Die ARBÖ-Fahrsicherheit informiert: Wenn der Herbst ins Land zieht und die Temperaturen sinken, denken viele Autofahrerinnen und Autofahrer an den Reifenwechsel. Doch immer öfter stellt sich die Frage: Soll man weiterhin zwischen Sommer- und Winterreifen wechseln – oder sind moderne Ganzjahresreifen mittlerweile eine gleichwertige Alternative? Die Antwort hängt stark davon ab, wo man lebt und wie man fährt.
Von Daniel Lindinger, Chefinstruktor der ARBÖ-Fahrsicherheit:
Winterreifen sind speziell für kalte und winterliche Bedingungen entwickelt. Ihre weiche Gummimischung bleibt auch bei niedrigen Temperaturen elastisch, wodurch sie besonders auf Schnee, Eis und Schneematsch für guten Grip sorgen. Das tiefe Profil mit feinen Lamellen kann sich in die glatte Oberfläche „einkrallen“ und bietet dadurch spürbar mehr Kontrolle und Sicherheit. Beim Bremsen und Anfahren auf winterlichen Straßen sind Winterreifen klar im Vorteil. Wer also in Regionen unterwegs ist, in denen regelmäßig Schnee fällt oder Straßen oft vereist sind, sollte auf Winterreifen nicht verzichten. Sie bieten die bestmögliche Haftung und sind damit die sicherste Wahl für die kalte Jahreszeit.

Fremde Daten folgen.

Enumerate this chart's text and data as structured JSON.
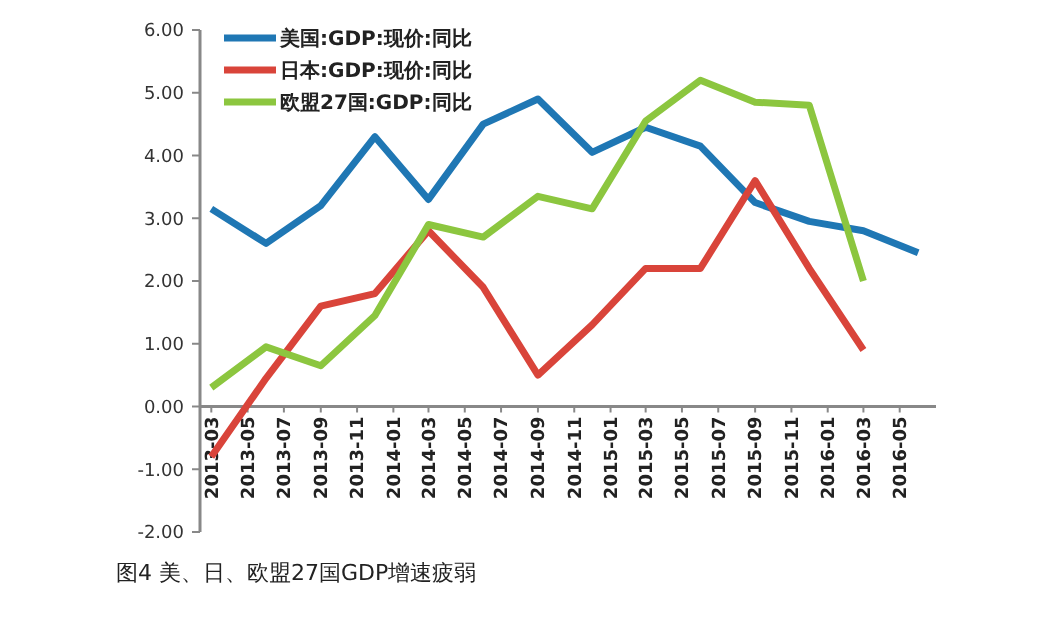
{
  "chart_data": {
    "type": "line",
    "title": "图4 美、日、欧盟27国GDP增速疲弱",
    "x": [
      "2013-03",
      "2013-06",
      "2013-09",
      "2013-12",
      "2014-03",
      "2014-06",
      "2014-09",
      "2014-12",
      "2015-03",
      "2015-06",
      "2015-09",
      "2015-12",
      "2016-03",
      "2016-06"
    ],
    "series": [
      {
        "name": "美国:GDP:现价:同比",
        "color": "#1f77b4",
        "values": [
          3.15,
          2.6,
          3.2,
          4.3,
          3.3,
          4.5,
          4.9,
          4.05,
          4.45,
          4.15,
          3.25,
          2.95,
          2.8,
          2.45
        ]
      },
      {
        "name": "日本:GDP:现价:同比",
        "color": "#d9443a",
        "values": [
          -0.8,
          0.45,
          1.6,
          1.8,
          2.8,
          1.9,
          0.5,
          1.3,
          2.2,
          2.2,
          3.6,
          2.2,
          0.9,
          null
        ]
      },
      {
        "name": "欧盟27国:GDP:同比",
        "color": "#8cc63f",
        "values": [
          0.3,
          0.95,
          0.65,
          1.45,
          2.9,
          2.7,
          3.35,
          3.15,
          4.55,
          5.2,
          4.85,
          4.8,
          2.0,
          null
        ]
      }
    ],
    "xlim": [
      "2013-02-10",
      "2016-07-01"
    ],
    "xticks": [
      "2013-03",
      "2013-05",
      "2013-07",
      "2013-09",
      "2013-11",
      "2014-01",
      "2014-03",
      "2014-05",
      "2014-07",
      "2014-09",
      "2014-11",
      "2015-01",
      "2015-03",
      "2015-05",
      "2015-07",
      "2015-09",
      "2015-11",
      "2016-01",
      "2016-03",
      "2016-05"
    ],
    "ylim": [
      -2,
      6
    ],
    "yticks": [
      {
        "value": -2,
        "label": "-2.00"
      },
      {
        "value": -1,
        "label": "-1.00"
      },
      {
        "value": 0,
        "label": "0.00"
      },
      {
        "value": 1,
        "label": "1.00"
      },
      {
        "value": 2,
        "label": "2.00"
      },
      {
        "value": 3,
        "label": "3.00"
      },
      {
        "value": 4,
        "label": "4.00"
      },
      {
        "value": 5,
        "label": "5.00"
      },
      {
        "value": 6,
        "label": "6.00"
      }
    ],
    "grid": false,
    "legend": "top left",
    "marker": "none",
    "line_style": "solid"
  }
}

Allerdings bringen Winterreifen auch gewisse Nachteile mit sich. Sie müssen im Frühjahr gewechselt werden, benötigen Lagerplatz und verschleißen bei warmem Wetter deutlich schneller. Dennoch sind sie überall dort unverzichtbar, wo der Winter regelmäßig seine Spuren hinterlässt – vor allem in ländlichen und höher gelegenen Gegenden.
Ganzjahresreifen – oder Allwetterreifen – sind dagegen eine bequeme Lösung für all jene, die sich den halbjährlichen Reifenwechsel sparen möchten. Sie kombinieren Eigenschaften von Sommer- und Winterreifen und sind so ausgelegt, dass sie sowohl bei Kälte als auch bei Wärme brauchbare Fahreigenschaften bieten. Moderne Ganzjahresreifen tragen das Schneeflockensymbol und gelten damit auch gesetzlich als wintertauglich. Für Fahrerinnen und Fahrer in Städten oder in Regionen mit milden Wintern sind sie eine interessante Alternative.
Ganzjahresreifen haben den Vorteil, dass sie Kosten und Aufwand reduzieren. Man braucht nur einen Satz, spart sich das Einlagern und hat das ganze Jahr über passende Reifen montiert. Doch sie bleiben ein Kompromiss: Bei starkem Schneefall oder auf vereisten Straßen kommen sie nicht ganz an die Leistungsfähigkeit echter Winterreifen heran, und bei hohen Sommertemperaturen verschleißen sie etwas schneller. Wer also regelmäßig in schneereiche Gebiete fährt oder viel unterwegs ist, wird mit zwei Reifensätzen besser fahren. Entscheidend ist letztlich das individuelle Fahrverhalten.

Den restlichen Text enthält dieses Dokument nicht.